Nachon included that the investigation shows that the old lake in Gale Crater experienced at least one episode of drying before “recovering.” It’s likewise conceivable that the lake was segmented into isolated lakes, where a portion of the lakes could have experienced more vanishing.
Since up to now just only one location along the rover’s way shows such a drying history, Nachon said it may give clues about what number of drying episodes the lake experienced before Mars’ climate became as dry as it is as of now.

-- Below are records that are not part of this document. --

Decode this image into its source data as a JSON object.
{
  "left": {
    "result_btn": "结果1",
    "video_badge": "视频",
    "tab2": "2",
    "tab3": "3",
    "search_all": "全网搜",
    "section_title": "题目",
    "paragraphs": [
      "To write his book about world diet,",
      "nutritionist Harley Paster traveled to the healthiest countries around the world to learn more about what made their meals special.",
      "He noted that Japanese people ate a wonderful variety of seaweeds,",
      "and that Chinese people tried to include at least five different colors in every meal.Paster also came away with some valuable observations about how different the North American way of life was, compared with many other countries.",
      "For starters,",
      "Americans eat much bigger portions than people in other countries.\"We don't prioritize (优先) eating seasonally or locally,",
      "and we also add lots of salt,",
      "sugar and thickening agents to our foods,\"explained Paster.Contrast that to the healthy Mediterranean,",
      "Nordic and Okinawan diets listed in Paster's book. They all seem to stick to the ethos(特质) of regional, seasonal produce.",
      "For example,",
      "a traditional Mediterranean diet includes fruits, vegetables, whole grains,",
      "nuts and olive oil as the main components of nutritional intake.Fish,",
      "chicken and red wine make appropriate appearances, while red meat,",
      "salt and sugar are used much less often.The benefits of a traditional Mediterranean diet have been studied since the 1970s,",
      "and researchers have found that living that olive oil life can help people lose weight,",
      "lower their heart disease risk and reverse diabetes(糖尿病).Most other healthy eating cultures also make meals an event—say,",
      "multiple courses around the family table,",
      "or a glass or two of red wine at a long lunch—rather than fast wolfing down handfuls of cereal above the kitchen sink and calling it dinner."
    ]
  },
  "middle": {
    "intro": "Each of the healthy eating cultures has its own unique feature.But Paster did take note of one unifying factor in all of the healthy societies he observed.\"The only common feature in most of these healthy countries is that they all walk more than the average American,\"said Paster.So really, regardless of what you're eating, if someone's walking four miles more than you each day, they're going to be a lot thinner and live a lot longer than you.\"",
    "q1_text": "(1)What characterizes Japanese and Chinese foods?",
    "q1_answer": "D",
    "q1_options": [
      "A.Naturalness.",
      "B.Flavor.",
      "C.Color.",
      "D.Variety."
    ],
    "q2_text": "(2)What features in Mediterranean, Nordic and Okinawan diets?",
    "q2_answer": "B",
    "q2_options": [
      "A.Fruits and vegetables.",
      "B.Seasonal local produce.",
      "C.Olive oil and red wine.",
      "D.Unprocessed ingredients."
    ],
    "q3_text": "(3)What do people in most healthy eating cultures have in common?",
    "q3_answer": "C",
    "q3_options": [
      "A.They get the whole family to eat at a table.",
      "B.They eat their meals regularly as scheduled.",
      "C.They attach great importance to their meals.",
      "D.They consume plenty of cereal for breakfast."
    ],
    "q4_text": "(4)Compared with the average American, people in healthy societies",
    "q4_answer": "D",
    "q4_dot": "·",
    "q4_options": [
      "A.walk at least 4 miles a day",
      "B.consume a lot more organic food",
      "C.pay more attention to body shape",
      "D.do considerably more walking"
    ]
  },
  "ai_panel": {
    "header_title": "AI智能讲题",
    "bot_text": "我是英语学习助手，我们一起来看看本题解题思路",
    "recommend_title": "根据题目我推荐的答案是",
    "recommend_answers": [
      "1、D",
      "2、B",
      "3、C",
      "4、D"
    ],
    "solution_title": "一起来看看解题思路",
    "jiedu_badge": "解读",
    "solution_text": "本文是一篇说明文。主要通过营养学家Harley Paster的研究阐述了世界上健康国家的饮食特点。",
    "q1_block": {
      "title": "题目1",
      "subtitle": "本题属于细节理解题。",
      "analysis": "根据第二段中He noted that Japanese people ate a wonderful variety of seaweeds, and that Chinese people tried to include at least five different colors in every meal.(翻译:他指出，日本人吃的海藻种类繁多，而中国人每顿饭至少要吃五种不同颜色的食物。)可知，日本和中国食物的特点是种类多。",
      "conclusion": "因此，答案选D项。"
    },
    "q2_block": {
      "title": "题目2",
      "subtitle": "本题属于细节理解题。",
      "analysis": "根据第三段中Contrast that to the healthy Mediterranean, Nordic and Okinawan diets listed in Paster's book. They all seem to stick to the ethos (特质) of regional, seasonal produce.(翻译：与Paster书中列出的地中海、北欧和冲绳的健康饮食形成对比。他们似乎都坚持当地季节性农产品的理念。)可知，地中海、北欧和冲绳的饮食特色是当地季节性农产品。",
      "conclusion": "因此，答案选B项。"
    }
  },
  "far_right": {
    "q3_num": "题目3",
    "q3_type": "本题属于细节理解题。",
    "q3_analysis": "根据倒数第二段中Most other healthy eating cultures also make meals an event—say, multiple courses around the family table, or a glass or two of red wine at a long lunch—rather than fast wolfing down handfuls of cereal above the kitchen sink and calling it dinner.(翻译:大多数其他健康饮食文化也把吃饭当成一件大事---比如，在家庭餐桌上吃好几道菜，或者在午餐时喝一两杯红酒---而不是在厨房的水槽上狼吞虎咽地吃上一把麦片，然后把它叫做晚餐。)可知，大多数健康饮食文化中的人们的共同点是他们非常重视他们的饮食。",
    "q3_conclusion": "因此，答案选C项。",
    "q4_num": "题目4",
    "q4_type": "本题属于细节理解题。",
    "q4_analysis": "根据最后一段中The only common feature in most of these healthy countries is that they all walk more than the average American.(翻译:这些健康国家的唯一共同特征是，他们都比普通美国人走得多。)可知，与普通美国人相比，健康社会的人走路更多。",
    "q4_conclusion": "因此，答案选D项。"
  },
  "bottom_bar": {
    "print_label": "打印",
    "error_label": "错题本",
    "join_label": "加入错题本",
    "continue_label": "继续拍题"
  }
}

“It could indicate that Mars’s climate ‘dried out’ over the long term, in a way that still allowed for the cyclical presence of a lake,” Nachon said. “These results indicate a past Mars climate that fluctuated between wetter and drier periods. They also tell us about the types of chemical elements (in this case sulfur, a key ingredient for life) that were available in the liquid water present at the surface at the time, and about the type of environmental fluctuations Mars life would have had to cope with if it ever existed.”